O público notou que a menina estava sem graça, meio que forçada a continuar com o espetáculo. Mas, tanto ela quanto o povo, fingiram que não havia nada demais naquilo. Talvez a Nêga já estivesse se cansando daquele blá-blá-blá do pai, de conseguir a vida lhe usando um pouco. Ou talvez fosse só aquela febre que ela insistia em mostrar para ele que estava a incomodando. Alagoas, sempre firme, repetia: “o show não pode parar” e todo mundo aplaudia. Estaria Islânia, no auge da sua infância, sentindo o peso de ser uma moleta para os pais? E lá vão pai e filha, com sessões cansativas e expostos ao sol e à boa vontade do público de rua. Assim como os indigentes que colocam os filhos na calçada para atrair a atenção das pessoas, que geralmente se compadecem e dão esmola, Alagoas e a Nêga dão o tom opaco à tela de miséria na qual se forma o país.

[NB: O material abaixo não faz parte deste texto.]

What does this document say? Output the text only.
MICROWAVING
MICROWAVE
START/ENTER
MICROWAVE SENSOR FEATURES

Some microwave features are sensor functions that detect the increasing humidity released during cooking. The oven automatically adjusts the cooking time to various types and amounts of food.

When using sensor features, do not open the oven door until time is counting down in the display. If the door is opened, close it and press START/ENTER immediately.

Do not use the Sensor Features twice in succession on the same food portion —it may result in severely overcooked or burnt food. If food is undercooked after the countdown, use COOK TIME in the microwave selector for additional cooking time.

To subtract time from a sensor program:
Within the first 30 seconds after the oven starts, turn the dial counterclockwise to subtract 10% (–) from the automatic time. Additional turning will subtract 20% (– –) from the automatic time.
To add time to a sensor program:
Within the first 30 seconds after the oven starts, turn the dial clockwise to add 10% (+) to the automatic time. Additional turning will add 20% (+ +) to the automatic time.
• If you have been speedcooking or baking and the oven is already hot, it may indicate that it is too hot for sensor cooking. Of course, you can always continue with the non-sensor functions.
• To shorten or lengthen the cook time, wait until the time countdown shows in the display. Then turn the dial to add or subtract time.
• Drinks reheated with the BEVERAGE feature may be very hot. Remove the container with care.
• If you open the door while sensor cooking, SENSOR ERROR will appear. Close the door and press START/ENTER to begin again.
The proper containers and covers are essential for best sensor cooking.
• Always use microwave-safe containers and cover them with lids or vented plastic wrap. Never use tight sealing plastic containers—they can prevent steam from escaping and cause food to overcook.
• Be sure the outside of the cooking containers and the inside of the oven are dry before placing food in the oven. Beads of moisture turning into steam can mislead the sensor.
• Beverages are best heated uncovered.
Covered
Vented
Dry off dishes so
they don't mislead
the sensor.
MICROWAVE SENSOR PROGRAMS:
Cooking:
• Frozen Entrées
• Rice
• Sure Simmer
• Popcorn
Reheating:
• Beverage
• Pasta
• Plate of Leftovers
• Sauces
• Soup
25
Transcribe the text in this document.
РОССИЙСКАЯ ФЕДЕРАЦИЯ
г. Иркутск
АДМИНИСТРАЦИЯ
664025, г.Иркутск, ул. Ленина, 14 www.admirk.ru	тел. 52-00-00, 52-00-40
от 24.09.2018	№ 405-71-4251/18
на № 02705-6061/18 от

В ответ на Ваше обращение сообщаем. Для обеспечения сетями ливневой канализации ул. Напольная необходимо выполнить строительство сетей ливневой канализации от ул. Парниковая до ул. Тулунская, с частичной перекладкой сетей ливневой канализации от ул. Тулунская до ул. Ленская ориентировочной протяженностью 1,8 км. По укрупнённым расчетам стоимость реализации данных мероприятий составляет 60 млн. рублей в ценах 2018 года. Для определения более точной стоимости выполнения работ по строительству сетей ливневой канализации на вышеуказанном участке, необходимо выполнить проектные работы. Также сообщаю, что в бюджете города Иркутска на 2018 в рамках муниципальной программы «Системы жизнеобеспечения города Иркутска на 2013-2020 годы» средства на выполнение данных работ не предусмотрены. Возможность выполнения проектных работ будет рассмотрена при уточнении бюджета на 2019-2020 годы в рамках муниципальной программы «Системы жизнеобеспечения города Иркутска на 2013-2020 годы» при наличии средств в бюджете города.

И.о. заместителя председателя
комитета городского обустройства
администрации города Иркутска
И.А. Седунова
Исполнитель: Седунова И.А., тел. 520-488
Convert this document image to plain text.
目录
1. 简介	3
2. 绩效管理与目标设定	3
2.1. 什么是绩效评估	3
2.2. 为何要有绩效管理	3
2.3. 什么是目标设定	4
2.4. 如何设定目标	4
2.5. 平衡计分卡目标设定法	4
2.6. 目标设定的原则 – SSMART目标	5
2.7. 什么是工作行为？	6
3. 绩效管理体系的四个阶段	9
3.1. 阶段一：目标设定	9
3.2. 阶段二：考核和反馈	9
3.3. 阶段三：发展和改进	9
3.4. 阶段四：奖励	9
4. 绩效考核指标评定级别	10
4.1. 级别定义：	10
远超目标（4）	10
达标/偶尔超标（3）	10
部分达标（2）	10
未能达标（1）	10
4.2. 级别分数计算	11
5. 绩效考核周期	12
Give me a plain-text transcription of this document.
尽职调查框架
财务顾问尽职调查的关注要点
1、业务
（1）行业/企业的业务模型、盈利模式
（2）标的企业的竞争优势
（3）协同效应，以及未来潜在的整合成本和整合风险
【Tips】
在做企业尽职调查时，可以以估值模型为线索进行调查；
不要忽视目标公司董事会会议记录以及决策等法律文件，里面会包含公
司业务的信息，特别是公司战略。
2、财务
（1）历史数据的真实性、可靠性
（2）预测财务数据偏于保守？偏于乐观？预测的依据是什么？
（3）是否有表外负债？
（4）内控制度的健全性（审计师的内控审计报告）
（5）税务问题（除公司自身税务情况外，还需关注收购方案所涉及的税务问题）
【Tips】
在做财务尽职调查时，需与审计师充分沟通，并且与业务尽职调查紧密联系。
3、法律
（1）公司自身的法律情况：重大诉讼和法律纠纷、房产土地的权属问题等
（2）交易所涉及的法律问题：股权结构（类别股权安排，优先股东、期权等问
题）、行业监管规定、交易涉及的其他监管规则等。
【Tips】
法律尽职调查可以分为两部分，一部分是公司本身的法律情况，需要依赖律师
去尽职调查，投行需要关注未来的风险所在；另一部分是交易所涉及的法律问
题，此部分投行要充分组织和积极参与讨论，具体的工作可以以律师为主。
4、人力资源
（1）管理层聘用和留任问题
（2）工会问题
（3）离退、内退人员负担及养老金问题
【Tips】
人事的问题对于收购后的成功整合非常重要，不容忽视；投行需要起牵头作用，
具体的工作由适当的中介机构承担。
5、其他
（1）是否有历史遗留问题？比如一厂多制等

Apesar dele enfatizar que vai ficar só três dias na cidade por causa das aulas de Islânia, não é isso que ela demonstra ao soltar os cabelos, baixar a cabeça e começar as lentas cambalhotas em direção à vida nas ruas, dia após dia, cidade após cidade.

Talvez o pai nem tenha culpa por instigar à menina a continuar nos shows de rua. Talvez ela esteja estudando mesmo. E talvez ela mesma queria estar ao lado dele. Em mais uma questão hipotética, o que pode trazer de bons frutos para Islânia aquelas cambalhotas entre o passar dos anos? O que realmente de construtivo pode ter na forma como eles praticam esta arte, que chega a obrigar a filha de 11 anos a estar se locomovendo em busca do sustento da família? De novo, Alagoas responde com o orgulho que o faz ser indiferente à verdadeira vontade da filha: “ela é preparada e treinada”. Teria alguma ligação desta “arte adestrada” com o próprio marketing que ele sabe articular para vender seus produtos entre as apresentações da filha? Nada que venha a intervir na arte de rua, realizada entre adultos, que decidiram seguir por ela. Só dúvidas para com as crianças.

Esses pequenos são jogados na vida de forma irresponsável, como Alagoas joga o seu chicote para cortar pequenos pedaços de jornal, chegando a machucar quem se atreve a ser voluntário. De repente, num futuro próximo, Islânia pode criar a ferida da ignorância. E esta, a pomada, “feita de extratos vegetais pelos índios do Pará”, comercializada pelo pai dela, pode ser um paliativo, mas jamais um antídoto pra sanar a estupidez.

(As imagens desses dois artistas de rua, Above e Banksy, são uma pequena mostra do que a criatividade humana alcança, mesmo quando o visual ou a vida não contribuem.)